Geocode an input stream of ftm entities with nominatim and google maps as
fallback (geocoders are tried in the given order):

    cat entitis.ftm.ijson | ftmgeo geocode -g nominatim -g google > entities_geocoded.ftm.ijson

This looks for the [address prop](https://followthemoney.readthedocs.io/en/latest/types.html#type-address)
on input entities and creates address entities with reference to the input
entities. The output contains all entities from the input stream plus newly
created addresses.

If an input entity is itself an [Address entity](https://followthemoney.readthedocs.io/en/latest/model.html#address),
it will be geocoded as well and their props (country, city, ...) will be merged
with the geocoder result.

During the process, addresses are parsed and normalized and looked up in the
address cache database before actual geocoding.
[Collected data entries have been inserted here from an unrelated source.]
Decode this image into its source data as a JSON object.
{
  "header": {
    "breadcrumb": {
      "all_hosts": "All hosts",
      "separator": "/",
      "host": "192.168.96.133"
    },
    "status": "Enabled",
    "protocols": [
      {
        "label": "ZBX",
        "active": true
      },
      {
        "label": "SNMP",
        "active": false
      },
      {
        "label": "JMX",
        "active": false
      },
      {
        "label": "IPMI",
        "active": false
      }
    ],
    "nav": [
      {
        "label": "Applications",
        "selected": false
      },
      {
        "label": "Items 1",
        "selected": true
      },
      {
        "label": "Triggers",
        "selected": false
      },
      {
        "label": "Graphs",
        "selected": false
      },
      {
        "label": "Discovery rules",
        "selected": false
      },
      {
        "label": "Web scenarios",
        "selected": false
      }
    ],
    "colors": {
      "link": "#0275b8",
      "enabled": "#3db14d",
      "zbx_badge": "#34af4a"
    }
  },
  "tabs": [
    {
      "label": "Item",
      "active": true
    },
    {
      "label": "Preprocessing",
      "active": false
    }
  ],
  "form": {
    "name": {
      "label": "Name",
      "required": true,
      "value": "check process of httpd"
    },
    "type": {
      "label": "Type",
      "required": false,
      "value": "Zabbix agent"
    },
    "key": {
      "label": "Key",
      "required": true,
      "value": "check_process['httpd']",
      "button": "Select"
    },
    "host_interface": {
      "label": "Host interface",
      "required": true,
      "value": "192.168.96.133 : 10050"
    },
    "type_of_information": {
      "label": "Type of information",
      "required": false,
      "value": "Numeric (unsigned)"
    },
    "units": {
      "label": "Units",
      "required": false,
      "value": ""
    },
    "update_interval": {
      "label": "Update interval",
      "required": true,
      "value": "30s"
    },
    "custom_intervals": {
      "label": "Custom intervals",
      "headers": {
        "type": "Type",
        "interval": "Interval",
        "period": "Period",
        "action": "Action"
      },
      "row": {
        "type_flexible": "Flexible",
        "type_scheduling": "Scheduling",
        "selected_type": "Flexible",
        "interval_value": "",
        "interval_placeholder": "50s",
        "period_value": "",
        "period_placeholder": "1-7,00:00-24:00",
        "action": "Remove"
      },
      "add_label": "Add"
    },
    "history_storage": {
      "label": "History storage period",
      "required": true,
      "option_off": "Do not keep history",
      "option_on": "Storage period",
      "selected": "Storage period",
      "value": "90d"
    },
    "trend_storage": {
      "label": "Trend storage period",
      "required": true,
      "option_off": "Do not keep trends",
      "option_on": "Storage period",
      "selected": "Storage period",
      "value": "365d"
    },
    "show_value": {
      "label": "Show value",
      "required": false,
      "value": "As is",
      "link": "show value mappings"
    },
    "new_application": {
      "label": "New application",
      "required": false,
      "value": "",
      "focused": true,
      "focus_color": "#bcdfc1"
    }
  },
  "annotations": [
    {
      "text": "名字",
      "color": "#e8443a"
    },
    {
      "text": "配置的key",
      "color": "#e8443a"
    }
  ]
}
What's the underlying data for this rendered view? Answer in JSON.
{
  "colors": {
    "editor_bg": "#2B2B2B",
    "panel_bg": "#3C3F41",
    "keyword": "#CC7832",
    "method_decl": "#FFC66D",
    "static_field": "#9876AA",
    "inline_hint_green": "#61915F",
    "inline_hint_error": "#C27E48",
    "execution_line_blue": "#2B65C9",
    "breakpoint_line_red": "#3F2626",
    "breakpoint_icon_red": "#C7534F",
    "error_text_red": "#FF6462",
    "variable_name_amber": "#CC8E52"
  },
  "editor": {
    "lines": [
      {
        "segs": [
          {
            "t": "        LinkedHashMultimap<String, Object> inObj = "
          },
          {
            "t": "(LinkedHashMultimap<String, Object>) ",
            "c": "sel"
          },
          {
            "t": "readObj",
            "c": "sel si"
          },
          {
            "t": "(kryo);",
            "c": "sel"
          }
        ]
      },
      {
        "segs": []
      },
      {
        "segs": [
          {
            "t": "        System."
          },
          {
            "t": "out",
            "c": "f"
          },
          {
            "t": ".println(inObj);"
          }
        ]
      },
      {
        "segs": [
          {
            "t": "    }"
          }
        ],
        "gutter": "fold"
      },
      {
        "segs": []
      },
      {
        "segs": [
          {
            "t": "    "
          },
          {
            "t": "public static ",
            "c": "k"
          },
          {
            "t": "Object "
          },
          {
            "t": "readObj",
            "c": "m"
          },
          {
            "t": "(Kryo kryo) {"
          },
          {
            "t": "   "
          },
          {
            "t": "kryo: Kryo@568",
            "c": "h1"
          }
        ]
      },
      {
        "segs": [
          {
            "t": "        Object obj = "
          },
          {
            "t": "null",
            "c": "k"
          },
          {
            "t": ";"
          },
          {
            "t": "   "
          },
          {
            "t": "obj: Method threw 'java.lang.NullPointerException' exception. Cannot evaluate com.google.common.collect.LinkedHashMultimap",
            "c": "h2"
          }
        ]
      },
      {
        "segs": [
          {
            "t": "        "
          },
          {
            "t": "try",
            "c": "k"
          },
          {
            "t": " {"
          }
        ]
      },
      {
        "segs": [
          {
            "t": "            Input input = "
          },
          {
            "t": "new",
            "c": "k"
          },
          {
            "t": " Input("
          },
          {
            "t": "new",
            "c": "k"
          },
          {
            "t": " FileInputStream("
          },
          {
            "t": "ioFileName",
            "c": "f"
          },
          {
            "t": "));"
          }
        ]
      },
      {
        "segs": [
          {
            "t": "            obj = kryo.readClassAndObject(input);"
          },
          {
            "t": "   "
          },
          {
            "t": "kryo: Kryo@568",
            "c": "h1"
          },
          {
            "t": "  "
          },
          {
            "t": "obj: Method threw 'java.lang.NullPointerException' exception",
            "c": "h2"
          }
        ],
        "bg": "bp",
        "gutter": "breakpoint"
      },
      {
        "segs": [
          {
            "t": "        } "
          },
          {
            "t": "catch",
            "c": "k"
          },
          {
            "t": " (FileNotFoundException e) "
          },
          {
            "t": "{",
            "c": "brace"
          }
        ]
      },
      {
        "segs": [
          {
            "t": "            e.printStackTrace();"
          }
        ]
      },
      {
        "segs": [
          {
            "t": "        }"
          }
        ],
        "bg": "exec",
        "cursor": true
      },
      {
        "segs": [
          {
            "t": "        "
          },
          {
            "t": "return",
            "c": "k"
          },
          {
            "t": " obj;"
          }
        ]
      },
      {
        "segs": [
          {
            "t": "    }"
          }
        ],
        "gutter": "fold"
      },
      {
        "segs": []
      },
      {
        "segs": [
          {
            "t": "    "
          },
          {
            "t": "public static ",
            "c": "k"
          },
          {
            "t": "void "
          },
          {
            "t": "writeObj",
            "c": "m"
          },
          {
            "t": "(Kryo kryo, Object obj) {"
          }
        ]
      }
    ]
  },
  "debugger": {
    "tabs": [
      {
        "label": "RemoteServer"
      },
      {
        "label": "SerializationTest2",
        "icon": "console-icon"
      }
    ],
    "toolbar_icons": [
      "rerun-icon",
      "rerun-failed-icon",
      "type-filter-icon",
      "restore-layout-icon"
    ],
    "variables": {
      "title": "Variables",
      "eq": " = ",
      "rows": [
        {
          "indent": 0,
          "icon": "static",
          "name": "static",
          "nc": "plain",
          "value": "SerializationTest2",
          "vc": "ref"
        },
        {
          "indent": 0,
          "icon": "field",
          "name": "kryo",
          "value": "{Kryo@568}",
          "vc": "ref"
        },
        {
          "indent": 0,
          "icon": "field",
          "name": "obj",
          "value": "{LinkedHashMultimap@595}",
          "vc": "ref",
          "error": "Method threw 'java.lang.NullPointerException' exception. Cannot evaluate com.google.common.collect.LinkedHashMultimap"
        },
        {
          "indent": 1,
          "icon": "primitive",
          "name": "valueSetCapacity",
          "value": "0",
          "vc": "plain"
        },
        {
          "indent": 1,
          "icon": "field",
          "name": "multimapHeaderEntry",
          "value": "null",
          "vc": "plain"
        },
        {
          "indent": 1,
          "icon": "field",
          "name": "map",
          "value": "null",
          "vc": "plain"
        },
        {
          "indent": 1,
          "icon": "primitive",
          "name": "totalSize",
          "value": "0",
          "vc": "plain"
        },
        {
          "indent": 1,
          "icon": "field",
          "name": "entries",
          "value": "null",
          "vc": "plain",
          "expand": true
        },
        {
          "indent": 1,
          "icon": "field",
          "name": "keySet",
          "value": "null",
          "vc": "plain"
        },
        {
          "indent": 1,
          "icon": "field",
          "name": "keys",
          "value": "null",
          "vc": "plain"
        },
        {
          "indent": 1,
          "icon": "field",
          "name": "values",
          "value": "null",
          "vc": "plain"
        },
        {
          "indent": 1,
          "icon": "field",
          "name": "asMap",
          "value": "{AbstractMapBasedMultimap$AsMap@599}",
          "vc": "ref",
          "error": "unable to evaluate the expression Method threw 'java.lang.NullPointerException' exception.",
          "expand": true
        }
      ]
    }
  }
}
After geocoding, new addresses
are added to the cache database.

Geocoders can be set via `GEOCODERS` and default to `nominatim`

### geocoding just address strings

**csv format (for all csv input streams)**
first column `address`, optional second column `country` (name or code) and
third `language` for postal context

To ftm address entities:

    cat addresses.csv | ftmgeo geocode --input-format=csv > addresses.ftm.ijson

To csv:

    cat addresses.csv | ftmgeo geocode --input-format=csv --output-format=csv > addresses.csv

### formatting / normalization

    cat addresses.txt | ftmgeo format-line > clean_addresses.csv

Generate address entities (without geocoding):

    cat entities.ftm.ijson | ftmgeo map > entities.ftm.ijson
    cat addresses.csv | ftmgeo map --input-format=csv > addresses.ftm.ijson

### database cache

During geocoding, addresses are first looked up in the local cache, and new
geocoding results are added.

Ignore cache during geocoding (new results are still written to it):

    ftmgeo geocode --no-cache ...

Export cache:

    ftmgeo cache iterate > geocoded_addresses.ftm.ijsonl
    ftmgeo cache iterate --output-format=csv > geocoded_addresses.csv

Populate cache:

*csv input:*
`address_id,canonical_id,original_line,result_line,country,lat,lon,geocoder,geocoder_place_id`

optional field: `geocoder_raw` - json of geocoder response

    cat geocoded_addresses.csv | ftmgeo cache populate


## Configuration

**geocoders**

Default geocoders: env var `GEOCODERS`
They are used in the given order

Make sure to configure the geocoders as needed for `geopy` (endpoints, api keys, ...):

`export FTMGEO_<GEOCODERNAME>_<SETTING>=...`

**Persistent cache**

The cache database is set via `FTM_STORE_URI` (so it is the same as the ftm store, if any)

## Installation

Required external is [libpostal](https://github.com/openvenues/pypostal), see installation instructions there.

Once `libpostal` is installed on your system, you can install:

    pip install ftm-geocoder

## Testing

    make install
    make test